The World No Tobacco Day is celebrated on May 31, and this year the WHO focuses on the relationship between tobacco and heart disease.

At an eye level, studies have been emerging that show a direct relationship between tobacco consumption and various eye conditions such as:

Age Related Macular Degeneration associated with age (AMD). It is the most frequent cause of severe vision decrease in the Western world. It is a degenerative disease causes a progressive damage in the cells of the macula (central part of the retina). Tobacco is a risk factor for developing AMD since smokers are five times more likely to suffer from it than non-smokers are.

Glaucoma. It is defined as an irreversible optic nerve disease that can be due to several causes and whose most important risk factor is elevated intraocular pressure (IOP). The importance of this disease is evident in that it is the second cause of blindness in developed countries. Tobacco affects the aqueous humour outflow, which increases IOP, which, as we point out, is the most important risk factor for developing glaucoma.

Cataract.

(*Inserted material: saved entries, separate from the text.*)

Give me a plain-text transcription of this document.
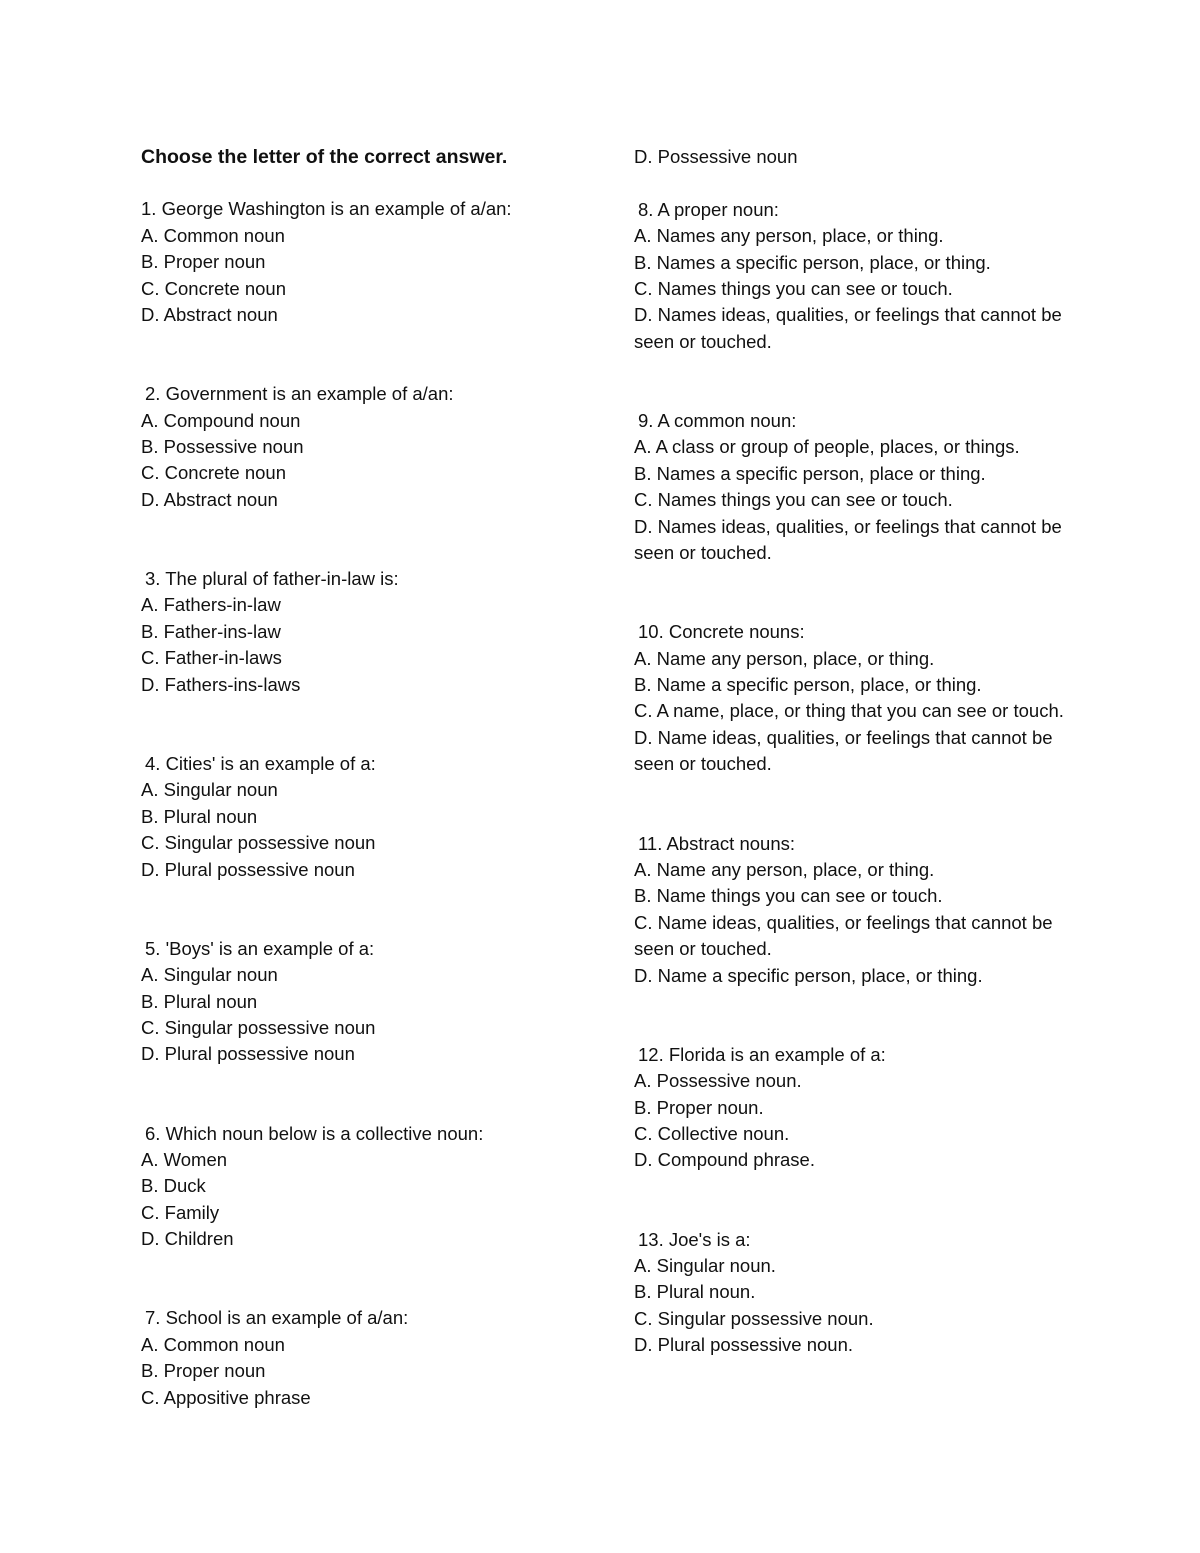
Choose the letter of the correct answer.

1. George Washington is an example of a/an:

A. Common noun

B. Proper noun

C. Concrete noun

D. Abstract noun

2. Government is an example of a/an:

A. Compound noun

B. Possessive noun

C. Concrete noun

D. Abstract noun

3. The plural of father-in-law is:

A. Fathers-in-law

B. Father-ins-law

C. Father-in-laws

D. Fathers-ins-laws

4. Cities' is an example of a:

A. Singular noun

B. Plural noun

C. Singular possessive noun

D. Plural possessive noun

5. 'Boys' is an example of a:

A. Singular noun

B. Plural noun

C. Singular possessive noun

D. Plural possessive noun

6. Which noun below is a collective noun:

A. Women

B. Duck

C. Family

D. Children

7. School is an example of a/an:

A. Common noun

B. Proper noun

C. Appositive phrase

D. Possessive noun

8. A proper noun:

A. Names any person, place, or thing.

B. Names a specific person, place, or thing.

C. Names things you can see or touch.

D. Names ideas, qualities, or feelings that cannot be seen or touched.

9. A common noun:

A. A class or group of people, places, or things.

B. Names a specific person, place or thing.

C. Names things you can see or touch.

D. Names ideas, qualities, or feelings that cannot be seen or touched.

10. Concrete nouns:

A. Name any person, place, or thing.

B. Name a specific person, place, or thing.

C. A name, place, or thing that you can see or touch.

D. Name ideas, qualities, or feelings that cannot be seen or touched.

11. Abstract nouns:

A. Name any person, place, or thing.

B. Name things you can see or touch.

C. Name ideas, qualities, or feelings that cannot be seen or touched.

D. Name a specific person, place, or thing.

12. Florida is an example of a:

A. Possessive noun.

B. Proper noun.

C. Collective noun.

D. Compound phrase.

13. Joe's is a:

A. Singular noun.

B. Plural noun.

C. Singular possessive noun.

D. Plural possessive noun.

This condition occurs in the lens, the natural lens of the eye that allows focusing on near and far objects. When the lens loses its transparency, the images are blurred and, as the opacity increases, we lose visual acuity. People who smoke are at greater risk of developing them, since tobacco affects the lens cells through the oxidation process and causes various chemical substances to accumulate in the lens.

The dry eye syndrome. It applies to all those circumstances in which there is poor lubrication of the eye, affecting the eyelids, the tear film, the conjunctiva and the cornea, a set called the ocular surface. The term encompasses both situations of low amount of tear, poor quality, or, excess evaporation of it. Tobacco worsens the symptoms of dry eye.

Diabetic retinopathy. It is a common complication of diabetes mellitus and appears when the blood vessels of the retina deteriorate. These altered vessels can dilate, cause the escape of fluid (plasma, lipids and / or blood) and can even occlude, leaving part of the retina without blood circulation. All these phenomena result in a severe decrease in vision and even, without proper treatment, lead to blindness. It has been shown that tobacco directly affects the circulation of the vessels of the retina. It is not only one of the risk factors for developing diabetes, but it makes it much more difficult to control it and, therefore, aggravates its complications.

Toxic optic neuropathy from alcohol and tobacco. It is a rare pathology, because it is more associated with pipe tobacco or cigars (increasingly disused), than with cigarettes. Furthermore, alcoholism is usually associated to a nutritional and vitamin deficit, which contributes to or predisposes further toxicity for the optic nerve. Therefore, alcohol, tobacco and malnutrition act as causal factors of this optic neuropathy.

Thyroid eye disease. It is an affectation of the orbit associated with an autoimmune thyroid disease. It goes by various names and the first eye symptoms are mild and include dryness, redness, swelling of the eyelids, and inability to wear contact lenses. They usually get worse at night and under certain conditions, such as air conditioning, smoke, heating and on windy days. Inflammation and edema affect the orbit and cause retraction of the eyelids, increasing openness and displacing the eye outwards, giving the appearance of "look of horror" (exophthalmos). Smoking is a major risk factor for this disease.

For all this, we join the world no tobacco day, in order to highlight the risks associated with smoking and raise awareness about the importance of quitting smoking.